You can use any number of keys in your matrix so long as they result in at least one parallel task.
Additionally, you can use expressions in your matrix:
- key: print-greeting
parallel:
matrix:
greeting: ['${{ tasks.other-task.values.greeting }}']
names: ${{ tasks.other-task.values.names }}
# ...
When using an expression to produce the values for a matrix key, ensure you provide a JSON array of numbers, strings, or booleans.
Values Parallelism
Values parallelism uses the values you specify to generate the individual tasks. The values must all have the same keys.

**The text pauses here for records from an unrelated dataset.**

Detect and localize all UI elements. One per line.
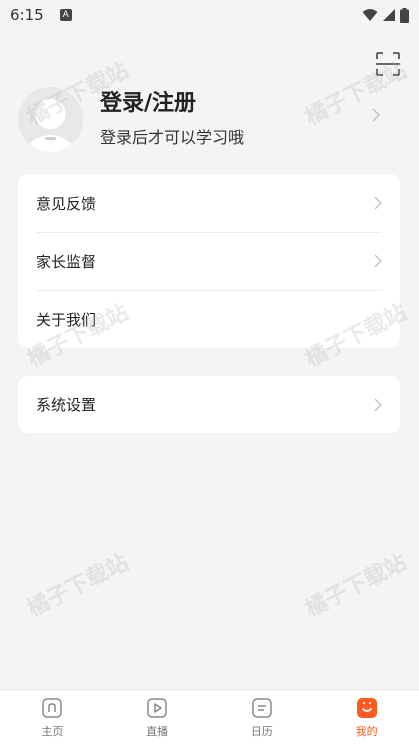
- tab-home[interactable]: 主页: [0, 690, 105, 746]
- menu-item-system-settings[interactable]: 系统设置: [18, 376, 400, 433]
- menu-card-settings: 系统设置: [18, 376, 400, 433]
- tab-mine[interactable]: 我的: [314, 690, 419, 746]
- status-time: 6:15: [10, 6, 44, 24]
- battery-icon: [400, 7, 409, 23]
- wifi-icon: [362, 9, 378, 21]
- tab-live[interactable]: 直播: [105, 690, 210, 746]
- play-icon: [147, 698, 167, 718]
- menu-item-label: 关于我们: [36, 310, 97, 329]
- tab-label: 日历: [250, 725, 273, 738]
- menu-item-label: 意见反馈: [36, 194, 97, 213]
- chevron-right-icon: [374, 397, 382, 412]
- home-icon: [42, 698, 63, 718]
- tab-label: 我的: [355, 725, 378, 738]
- scan-button[interactable]: [375, 51, 401, 77]
- tab-label: 主页: [41, 725, 64, 738]
- profile-icon: [356, 698, 377, 718]
- menu-item-about-us[interactable]: 关于我们: [18, 290, 400, 348]
- chevron-right-icon: [372, 108, 380, 122]
- status-bar: 6:15 A: [0, 0, 419, 30]
- menu-card-main: 意见反馈 家长监督 关于我们: [18, 174, 400, 348]
- default-avatar-icon: [18, 86, 83, 152]
- signal-icon: [383, 9, 395, 21]
- watermark-text: 橘子下载站: [301, 550, 411, 623]
- menu-item-parental-supervision[interactable]: 家长监督: [18, 232, 400, 290]
- chevron-right-icon: [374, 196, 382, 210]
- tab-calendar[interactable]: 日历: [210, 690, 315, 746]
- menu-item-label: 系统设置: [36, 396, 97, 414]
- avatar[interactable]: [18, 86, 83, 152]
- bottom-tab-bar: 主页 直播 日历 我的: [0, 689, 419, 746]
- login-profile-row[interactable]: 登录/注册 登录后才可以学习哦: [18, 84, 390, 154]
- notification-a-icon: A: [59, 9, 72, 21]
- login-register-title[interactable]: 登录/注册: [100, 89, 244, 119]
- status-indicators: [362, 7, 409, 23]
- calendar-icon: [252, 698, 272, 718]
- watermark-text: 橘子下载站: [23, 550, 133, 623]
- chevron-right-icon: [374, 254, 382, 268]
- menu-item-label: 家长监督: [36, 252, 97, 271]
- scan-icon: [376, 52, 400, 76]
- login-hint-text: 登录后才可以学习哦: [100, 128, 245, 147]
- menu-item-feedback[interactable]: 意见反馈: [18, 174, 400, 232]
- tab-label: 直播: [146, 725, 169, 738]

When using values parallelism, you can reference the keys of your values within the parallel
context in your commands
to affect the task behavior.
There are two ways to use values parallelism:
An array of values
- key: build-binary
parallel:
values:
- os: linux
arch: x86
- os: macos
arch: arm64
- os: windows
arch: ${{ tasks.other-task.values.windows-arch }}
# ...
In this case, if tasks.other-task.values.windows-arch
is x86
, Mint will generate three tasks:
build-binary-x86-linux
, build-binary-arm64-macos
, and build-binary-x86-windows
.
An expression
- key: build-binary
parallel:
values: ${{ tasks.other-task.values.os-arch-combinations }}
# ...
When using an expression to produce the values, ensure you provide a JSON array of objects which have numbers, strings, or booleans as values. Additionally, the objects must all have the same keys.
Configuring the generated key
You can configure the key
of the generated parallel tasks by specifying key
within the parallel
configuration:
- key: build-binary
parallel:
key: generated-build-binary-${{ parallel.os }}-${{ parallel.arch }}
matrix:
os: [linux, macos, windows]
arch: [x86, arm64]
# ...
Configuring the tasks limit
By default, Mint will limit your parallel tasks to 16 generated tasks. This serves as a mechanism to avoid incidentally
generating a large number of tasks and wasting resources. If you need more than 16 (or would like to limit the number
of tasks further), you can specify tasks-limit
in your parallel
configuration:
- key: tests
parallel:
tasks-limit: 20
total: 20
# ...
Currently, Mint supports between 1 and 256 tasks generated in parallel. If you find that you need more than 256, please reach out to us so we can discuss your use case.